Nearing the end of my final year in High School, my Guidance Counselor advised me that I should become an accountant. My Guidance Counselor was also my history teacher. I had another history teacher who was also my gym teacher. They doubled up. But my Guidance Counselor was really a history teacher. And my other history teacher was really a gym teacher.
I was instinctively aware that my gym teacher wasn’t really a history teacher. And my gym teacher was aware I was aware. This led to repercussions. One occurred during “Parent-Teacher Conference Night”, where my gym teacher told my mother, in reference to his history teaching,
“Your son looks at me like he thinks I don’t know what I’m talking about.”
(My mother passed along this little tidbit when she got home.
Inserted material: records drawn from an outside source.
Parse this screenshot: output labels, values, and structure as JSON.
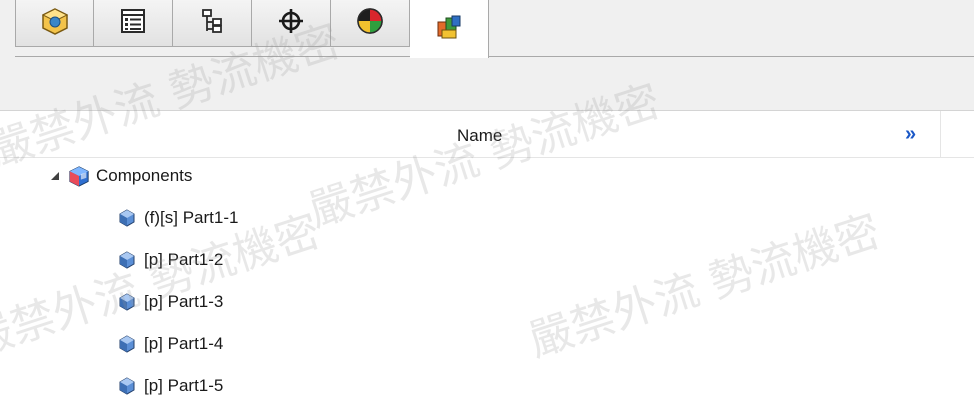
{
  "tabs": [
    {
      "id": "feature-manager",
      "icon": "part-cube-icon",
      "active": false
    },
    {
      "id": "property-manager",
      "icon": "property-list-icon",
      "active": false
    },
    {
      "id": "configuration-manager",
      "icon": "configuration-tree-icon",
      "active": false
    },
    {
      "id": "dim-xpert-manager",
      "icon": "crosshair-icon",
      "active": false
    },
    {
      "id": "display-manager",
      "icon": "appearance-sphere-icon",
      "active": false
    },
    {
      "id": "motion-manager",
      "icon": "assembly-components-icon",
      "active": true
    }
  ],
  "header": {
    "column_name": "Name",
    "more_label": "»"
  },
  "tree": {
    "root": {
      "label": "Components",
      "expanded": true
    },
    "items": [
      {
        "label": "(f)[s] Part1-1"
      },
      {
        "label": "[p] Part1-2"
      },
      {
        "label": "[p] Part1-3"
      },
      {
        "label": "[p] Part1-4"
      },
      {
        "label": "[p] Part1-5"
      }
    ]
  },
  "watermark_text": "嚴禁外流 勢流機密",
  "colors": {
    "accent": "#1a57c6",
    "tab_border": "#a9a9a9",
    "panel_bg": "#f0f0f0"
  }
}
She thought it was hilarious.)
My blogging skills do not include the ability to show pictures. If it did, I would post a photo of me looking like I think that the person I’m looking at doesn’t know what they’re talking about. The best I can do is a description. My eyes kind of light up, my eyebrows arch quizzically, and there’s this questioning smile playing skeptically on my lips.
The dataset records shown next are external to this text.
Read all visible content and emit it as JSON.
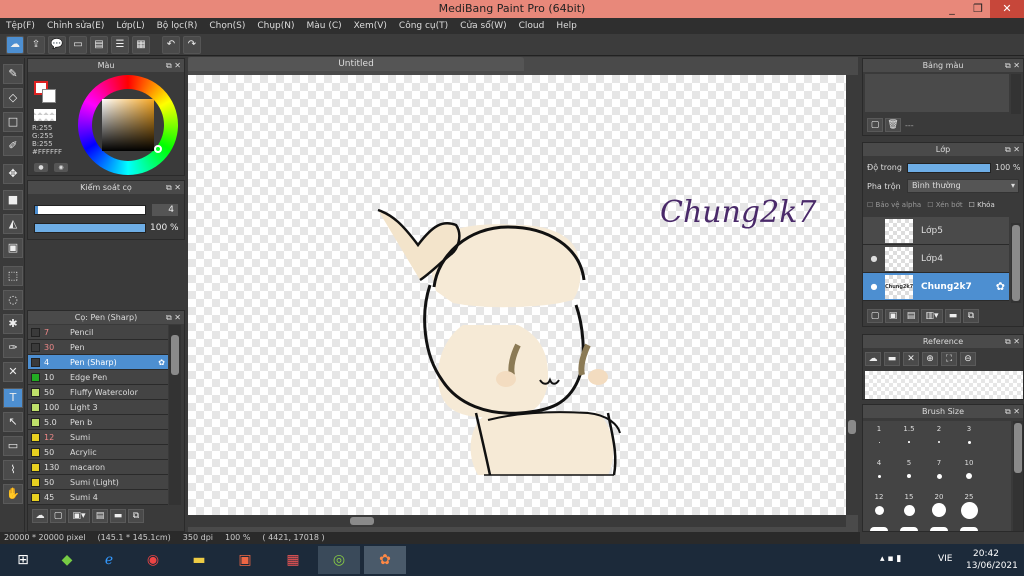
{
  "window": {
    "title": "MediBang Paint Pro (64bit)",
    "min": "_",
    "max": "❐",
    "close": "✕"
  },
  "menu": [
    "Tệp(F)",
    "Chỉnh sửa(E)",
    "Lớp(L)",
    "Bộ lọc(R)",
    "Chọn(S)",
    "Chụp(N)",
    "Màu (C)",
    "Xem(V)",
    "Công cụ(T)",
    "Cửa sổ(W)",
    "Cloud",
    "Help"
  ],
  "toolbar_icons": [
    "cloud-icon",
    "share-icon",
    "comment-icon",
    "chat-icon",
    "document-icon",
    "list-icon",
    "grid-icon",
    "undo-icon",
    "redo-icon"
  ],
  "canvas_tab": "Untitled",
  "color_panel": {
    "title": "Màu",
    "r": "R:255",
    "g": "G:255",
    "b": "B:255",
    "hex": "#FFFFFF"
  },
  "brush_control": {
    "title": "Kiểm soát cọ",
    "size": "4",
    "opacity": "100 %"
  },
  "brush_list": {
    "title": "Cọ: Pen (Sharp)",
    "items": [
      {
        "size": "7",
        "name": "Pencil",
        "color": "#3a3a3a",
        "size_color": "#e88"
      },
      {
        "size": "30",
        "name": "Pen",
        "color": "#3a3a3a",
        "size_color": "#e88"
      },
      {
        "size": "4",
        "name": "Pen (Sharp)",
        "color": "#3a3a3a",
        "size_color": "#e88",
        "selected": true
      },
      {
        "size": "10",
        "name": "Edge Pen",
        "color": "#22aa22",
        "size_color": "#ddd"
      },
      {
        "size": "50",
        "name": "Fluffy Watercolor",
        "color": "#bfe06a",
        "size_color": "#ddd"
      },
      {
        "size": "100",
        "name": "Light 3",
        "color": "#bfe06a",
        "size_color": "#ddd"
      },
      {
        "size": "5.0",
        "name": "Pen b",
        "color": "#bfe06a",
        "size_color": "#ddd"
      },
      {
        "size": "12",
        "name": "Sumi",
        "color": "#e8d020",
        "size_color": "#e88"
      },
      {
        "size": "50",
        "name": "Acrylic",
        "color": "#e8d020",
        "size_color": "#ddd"
      },
      {
        "size": "130",
        "name": "macaron",
        "color": "#e8d020",
        "size_color": "#ddd"
      },
      {
        "size": "50",
        "name": "Sumi (Light)",
        "color": "#e8d020",
        "size_color": "#ddd"
      },
      {
        "size": "45",
        "name": "Sumi 4",
        "color": "#e8d020",
        "size_color": "#ddd"
      }
    ]
  },
  "palette_panel": {
    "title": "Bảng màu",
    "empty": "---"
  },
  "layer_panel": {
    "title": "Lớp",
    "opacity_label": "Độ trong",
    "opacity_value": "100 %",
    "opacity_level": 1.0,
    "blend_label": "Pha trộn",
    "blend_value": "Bình thường",
    "protect_alpha": "Bảo vệ alpha",
    "clipping": "Xén bớt",
    "lock": "Khóa",
    "layers": [
      {
        "name": "Lớp5",
        "visible": false,
        "thumb": ""
      },
      {
        "name": "Lớp4",
        "visible": true,
        "thumb": ""
      },
      {
        "name": "Chung2k7",
        "visible": true,
        "thumb": "Chung2k7",
        "selected": true
      }
    ]
  },
  "reference_panel": {
    "title": "Reference"
  },
  "brush_size_panel": {
    "title": "Brush Size",
    "sizes": [
      "1",
      "1.5",
      "2",
      "3",
      "4",
      "5",
      "7",
      "10",
      "12",
      "15",
      "20",
      "25"
    ]
  },
  "canvas_text": "Chung2k7",
  "status": {
    "dimensions": "20000 * 20000 pixel",
    "physical": "(145.1 * 145.1cm)",
    "dpi": "350 dpi",
    "zoom": "100 %",
    "coords": "( 4421, 17018 )"
  },
  "taskbar": {
    "lang": "VIE",
    "time": "20:42",
    "date": "13/06/2021"
  }
}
I never intended to embarrass anyone. (It was pretty much a secret exchange.) My reaction emerged spontaneously, the result of my gym teacher who also taught history saying something I knew he had cribbed from the text book – preparation for class had led me to read the same material he had – and getting it wrong.
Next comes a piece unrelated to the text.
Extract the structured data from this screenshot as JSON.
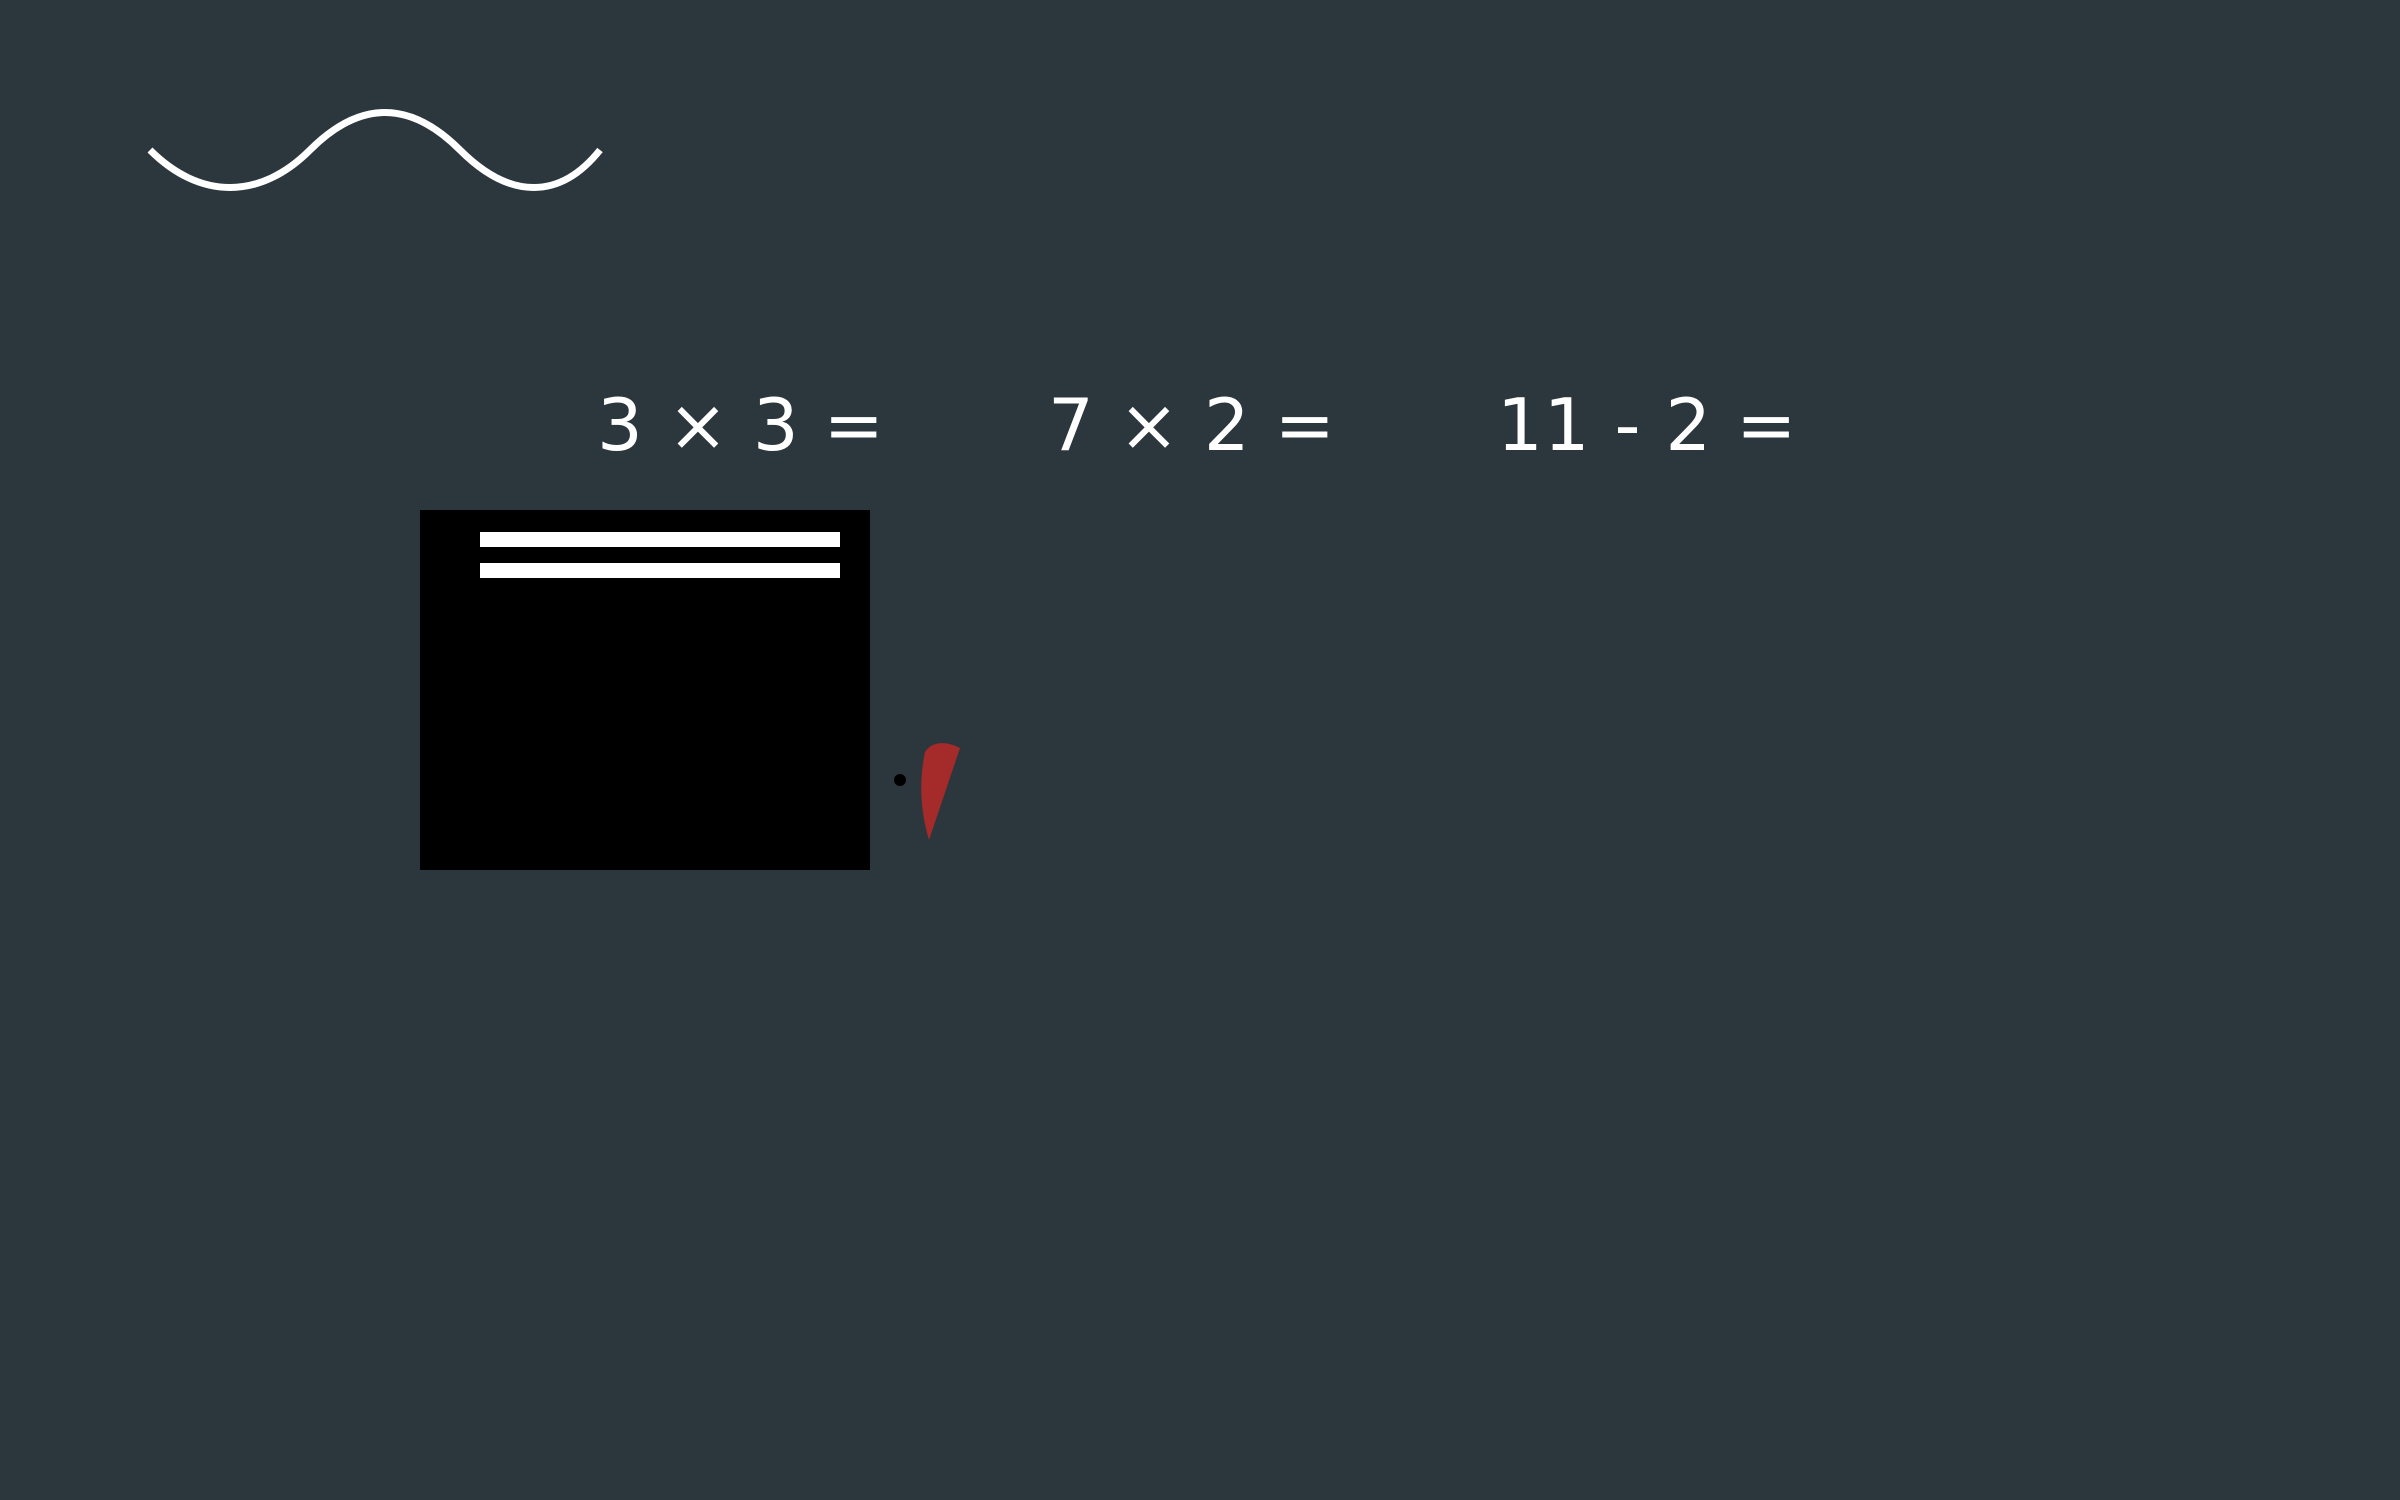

I’d have been better off keeping my facial expressions to myself. The other venue of repercussion was at P.E., where my behavior earned me endless sessions of gymnatorial payback.
Okay, so this lightly trained career planner informs me I should become an accountant. Where did he get this from? Apparently he’d developed the impression that I didn’t like people, and was therefore more suited to working alone. The suggestion he offered during this abbreviated session meant to clarify my future was that I seriously consider working with numbers.
The advice wounded the directionless and impressionable almost High School grad that was me at that time. An adult had just told me what to be, and my response was an unspoken screaming
When I got home, I tried to cover my discomfort with a lame joke. After telling my brother my Guidance Counselor had advised me to become an account, I replied, almost manically,
“I can account. A-one. And a-two. And a-three. And a-four.”
It wasn’t just accountancy that portended a grim and terrifying rest of my life. It was every job I knew of. Doctor. Lawyer. Wholesale clothier (my family’s business). Investment Guy. Teacher. This was just prior to the sixties, with its anti-authoritarianism and its “Do Your Own Thing.” There were fewer acceptable options. And all of them looked horrible. “Horrible” meaning I could not see myself doing any of them till I died. Or a day, even.
This may sound weird to you, I don’t know. But for me, the best thing about being a writer is that I didn’t have to be anything else.
I couldn’t be anything else. Me, doing a “Grown-up” job? There’s simply no way I could handle it.
“I’m going to step out of the room now, and the nurse is going to come in and tell you that you’re going to die.”
“Sorry I lost the case. Here’s my bill.”
Wholesale Clothier Earl:
“Who knew people hated corduroy?”
Investment Guy Earl:
“I bought high and I sold low.”
“I have no idea how to get you to learn.”
These jobs have serious consequences. That’s not for me. Writer? You stink it up, you toss it in the wastebasket. You hit the “Delete” button and start again. The only victim of failed writing is time and paper. And with computers, just time.
I know it’s an accomplishment to have achieved success and longevity in a field that’s competitive and requires special abilities, an endeavor many people wish they’d participated in and, for whatever reason, didn’t. But the satisfaction pales when, deep down, you have the unshakable feeling that
“That’s all I could do.”
There is an “up-side” to this condition. When you’re sure you can only do one thing, you tend to give it everything you’ve got. The situation creates an urgency. It’s not like you’ve neglected to formulate a “Plan B.” “Plan B” does not exist.
So I wrote. And continue to write today. It’s a solitary profession, but I’ve always enjoyed working alone.
Wait a minute…
Okay, he got the “numbers” part wrong, apparently never checking my math grades. But the “working alone” part?
Not bad for a part-time professional.